Abbreviations: SU, sulfonylurea; HFD, high-fat diet; SKM, skeletal muscle; KO, knockout; OE, overexpression.

Outstanding questions.

• Are altered β-arrestin levels of clinical relevance in the pathophysiology of T2D and related metabolic disorders?

• Are the signaling pathways through which the two β-arrestins regulate key metabolic functions in the mouse conserved in human?

• Is it possible to develop therapeutic strategies that selectively enhance or reduce β-arrestin-1 or -2 function in a tissue-specific fashion?

• Is it feasible to identify new drugs that increase or decrease the levels of β-arrestin-1 or -2 in certain cell types only?
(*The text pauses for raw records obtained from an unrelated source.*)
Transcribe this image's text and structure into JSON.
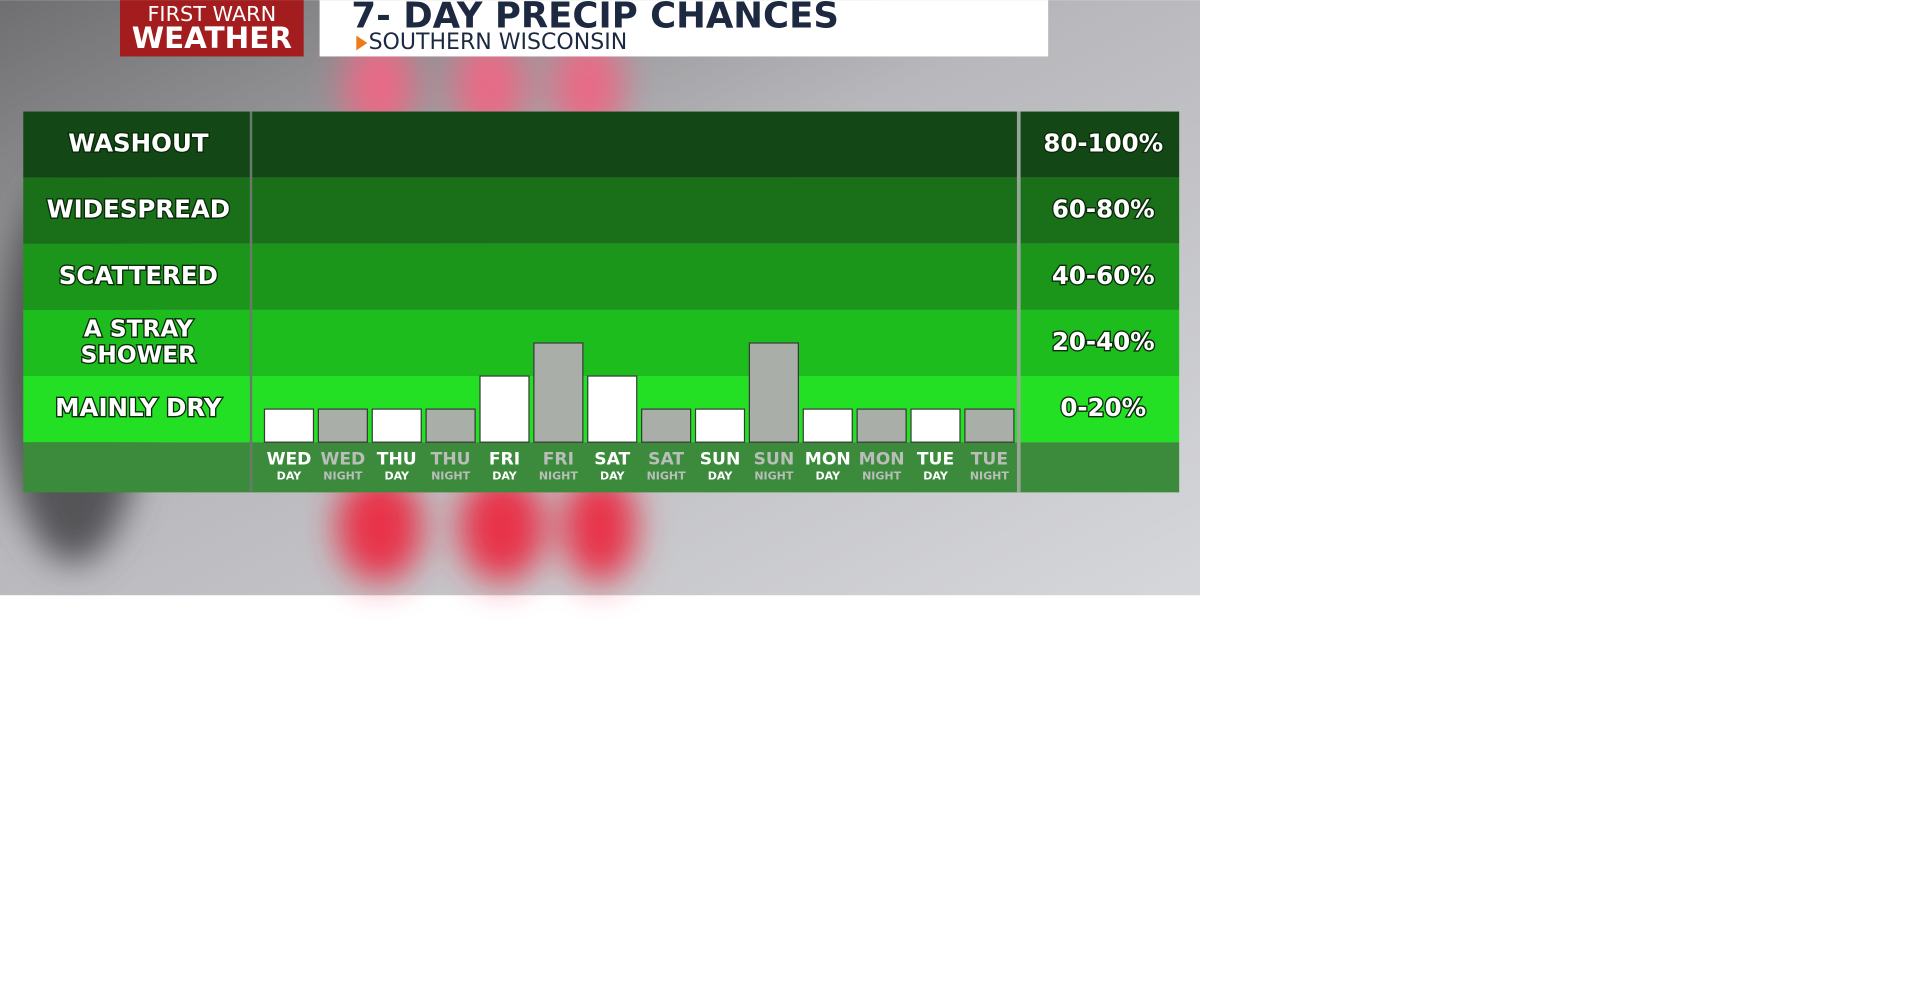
{
  "header": {
    "logo_line1": "FIRST WARN",
    "logo_line2": "WEATHER",
    "title": "7- DAY PRECIP CHANCES",
    "subtitle": "SOUTHERN WISCONSIN"
  },
  "chart_data": {
    "type": "bar",
    "categories": [
      "WED",
      "WED",
      "THU",
      "THU",
      "FRI",
      "FRI",
      "SAT",
      "SAT",
      "SUN",
      "SUN",
      "MON",
      "MON",
      "TUE",
      "TUE"
    ],
    "sublabels": [
      "DAY",
      "NIGHT",
      "DAY",
      "NIGHT",
      "DAY",
      "NIGHT",
      "DAY",
      "NIGHT",
      "DAY",
      "NIGHT",
      "DAY",
      "NIGHT",
      "DAY",
      "NIGHT"
    ],
    "values": [
      10,
      10,
      10,
      10,
      20,
      30,
      20,
      10,
      10,
      30,
      10,
      10,
      10,
      10
    ],
    "bar_colors": [
      "#ffffff",
      "#a9aea9",
      "#ffffff",
      "#a9aea9",
      "#ffffff",
      "#a9aea9",
      "#ffffff",
      "#a9aea9",
      "#ffffff",
      "#a9aea9",
      "#ffffff",
      "#a9aea9",
      "#ffffff",
      "#a9aea9"
    ],
    "label_colors": [
      "#ffffff",
      "#b9beb9",
      "#ffffff",
      "#b9beb9",
      "#ffffff",
      "#b9beb9",
      "#ffffff",
      "#b9beb9",
      "#ffffff",
      "#b9beb9",
      "#ffffff",
      "#b9beb9",
      "#ffffff",
      "#b9beb9"
    ],
    "ylim": [
      0,
      100
    ],
    "bands": [
      {
        "label": [
          "WASHOUT"
        ],
        "range": "80-100%",
        "from": 80,
        "to": 100,
        "color": "#134715"
      },
      {
        "label": [
          "WIDESPREAD"
        ],
        "range": "60-80%",
        "from": 60,
        "to": 80,
        "color": "#197019"
      },
      {
        "label": [
          "SCATTERED"
        ],
        "range": "40-60%",
        "from": 40,
        "to": 60,
        "color": "#1b961b"
      },
      {
        "label": [
          "A STRAY",
          "SHOWER"
        ],
        "range": "20-40%",
        "from": 20,
        "to": 40,
        "color": "#1ebd1e"
      },
      {
        "label": [
          "MAINLY DRY"
        ],
        "range": "0-20%",
        "from": 0,
        "to": 20,
        "color": "#24e024"
      }
    ]
  }
}
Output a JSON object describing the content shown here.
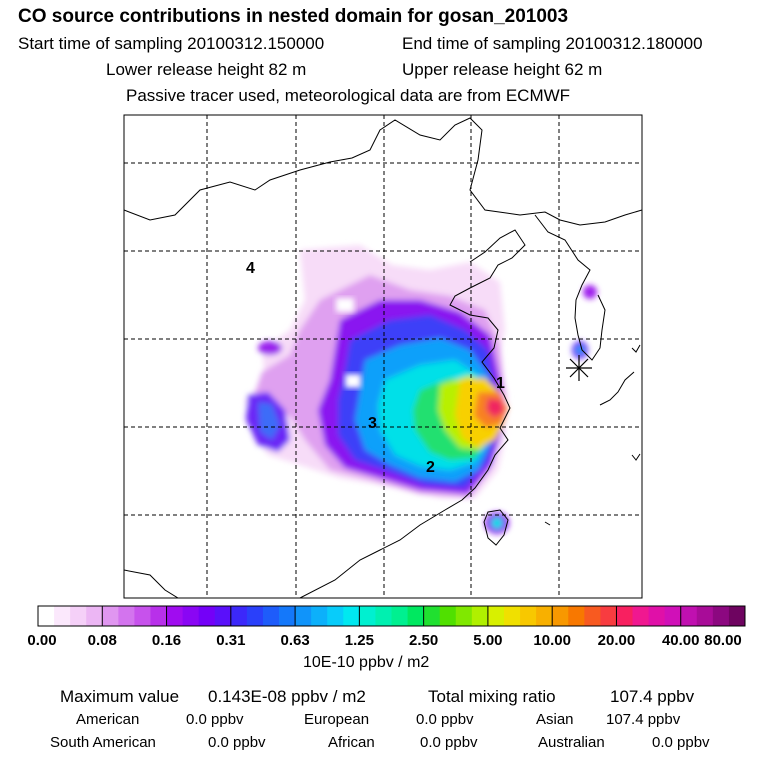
{
  "header": {
    "title": "CO  source contributions in nested domain for gosan_201003",
    "start_label": "Start time of sampling 20100312.150000",
    "end_label": "End time of sampling 20100312.180000",
    "lower_label": "Lower release height   82 m",
    "upper_label": "Upper release height   62 m",
    "note": "Passive tracer used, meteorological data are from ECMWF"
  },
  "map": {
    "region_labels": [
      "1",
      "2",
      "3",
      "4"
    ],
    "receptor_marker": "asterisk-icon"
  },
  "colorbar": {
    "tick_labels": [
      "0.00",
      "0.08",
      "0.16",
      "0.31",
      "0.63",
      "1.25",
      "2.50",
      "5.00",
      "10.00",
      "20.00",
      "40.00",
      "80.00"
    ],
    "colors": [
      "#ffffff",
      "#fbe8fc",
      "#f5d0f8",
      "#ecb6f4",
      "#e096f0",
      "#d374ee",
      "#c752ec",
      "#b830ea",
      "#a00cf0",
      "#8a06f4",
      "#7400f8",
      "#5a10fa",
      "#3c28fa",
      "#2a40fa",
      "#1e5cfa",
      "#1478fa",
      "#1094fa",
      "#0cb0fa",
      "#08ccfa",
      "#00e8f0",
      "#00f0d0",
      "#00f0b0",
      "#00f090",
      "#00e860",
      "#20e030",
      "#50e000",
      "#80e800",
      "#b0f000",
      "#d8f000",
      "#f0e000",
      "#f8c800",
      "#f8b000",
      "#f89800",
      "#f87800",
      "#f85a20",
      "#f83c40",
      "#f82060",
      "#f01890",
      "#e010a8",
      "#d010b8",
      "#c010b0",
      "#a80c98",
      "#8c0880",
      "#6e0460"
    ],
    "units": "10E-10 ppbv / m2"
  },
  "summary": {
    "max_label": "Maximum value",
    "max_value": "0.143E-08 ppbv / m2",
    "total_label": "Total mixing ratio",
    "total_value": "107.4 ppbv",
    "sources": [
      {
        "name": "American",
        "value": "0.0 ppbv"
      },
      {
        "name": "European",
        "value": "0.0 ppbv"
      },
      {
        "name": "Asian",
        "value": "107.4 ppbv"
      },
      {
        "name": "South American",
        "value": "0.0 ppbv"
      },
      {
        "name": "African",
        "value": "0.0 ppbv"
      },
      {
        "name": "Australian",
        "value": "0.0 ppbv"
      }
    ]
  }
}
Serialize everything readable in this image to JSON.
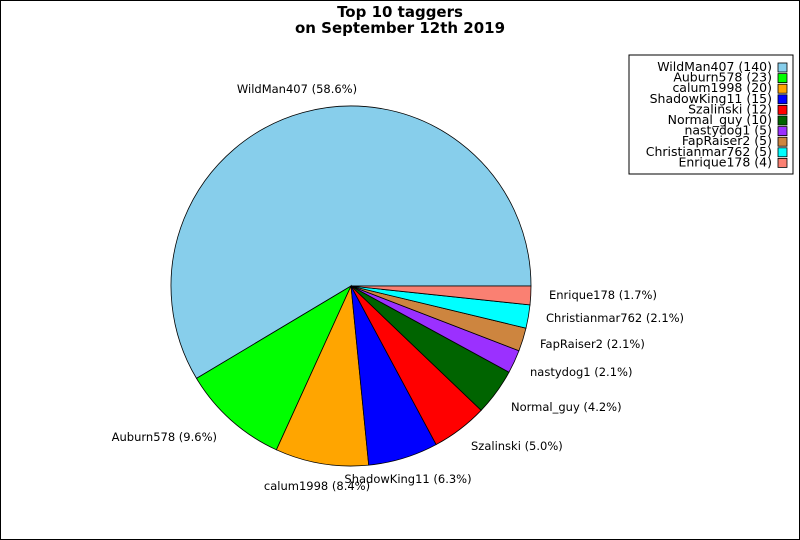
{
  "chart_data": {
    "type": "pie",
    "title_lines": [
      "Top 10 taggers",
      "on September 12th 2019"
    ],
    "slices": [
      {
        "name": "WildMan407",
        "value": 140,
        "percent_label": "WildMan407 (58.6%)",
        "legend_label": "WildMan407 (140)",
        "color": "#87CEEB"
      },
      {
        "name": "Auburn578",
        "value": 23,
        "percent_label": "Auburn578 (9.6%)",
        "legend_label": "Auburn578 (23)",
        "color": "#00FF00"
      },
      {
        "name": "calum1998",
        "value": 20,
        "percent_label": "calum1998 (8.4%)",
        "legend_label": "calum1998 (20)",
        "color": "#FFA500"
      },
      {
        "name": "ShadowKing11",
        "value": 15,
        "percent_label": "ShadowKing11 (6.3%)",
        "legend_label": "ShadowKing11 (15)",
        "color": "#0000FF"
      },
      {
        "name": "Szalinski",
        "value": 12,
        "percent_label": "Szalinski (5.0%)",
        "legend_label": "Szalinski (12)",
        "color": "#FF0000"
      },
      {
        "name": "Normal_guy",
        "value": 10,
        "percent_label": "Normal_guy (4.2%)",
        "legend_label": "Normal_guy (10)",
        "color": "#006400"
      },
      {
        "name": "nastydog1",
        "value": 5,
        "percent_label": "nastydog1 (2.1%)",
        "legend_label": "nastydog1 (5)",
        "color": "#9B30FF"
      },
      {
        "name": "FapRaiser2",
        "value": 5,
        "percent_label": "FapRaiser2 (2.1%)",
        "legend_label": "FapRaiser2 (5)",
        "color": "#CD853F"
      },
      {
        "name": "Christianmar762",
        "value": 5,
        "percent_label": "Christianmar762 (2.1%)",
        "legend_label": "Christianmar762 (5)",
        "color": "#00FFFF"
      },
      {
        "name": "Enrique178",
        "value": 4,
        "percent_label": "Enrique178 (1.7%)",
        "legend_label": "Enrique178 (4)",
        "color": "#FA8072"
      }
    ],
    "start_angle": "3 o'clock",
    "direction": "counter-clockwise",
    "legend_position": "top-right"
  }
}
• What are the potential side effects of such novel therapeutic approaches?

Highlights.

• Studies with novel mutant mouse models have shown that the two β-arrestins (βarr1 and βarr2) function as key regulators of whole glucose and energy homeostasis by modulating specific signaling pathways in metabolically important cell types, including hepatocytes, adipocytes, pancreatic β-cells, and AgRP neurons of the hypothalamus.

• In most cell types examined, βarr1 and βarr2 do not have redundant functions.

• β-Arrestins modulate key metabolic processes via canonical (inhibition of GPCR activity) and non-canonical signaling pathways, including modulation of gene expression profiles in the nucleus.

• The novel information gained from the analysis of cell-type-specific βarr1 and βarr2 mutant mice should guide the development of novel therapeutic strategies aimed at enhancing or inhibiting βarr1 and/or βarr2 activity for the treatment of type 2 diabetes and related metabolic disorders.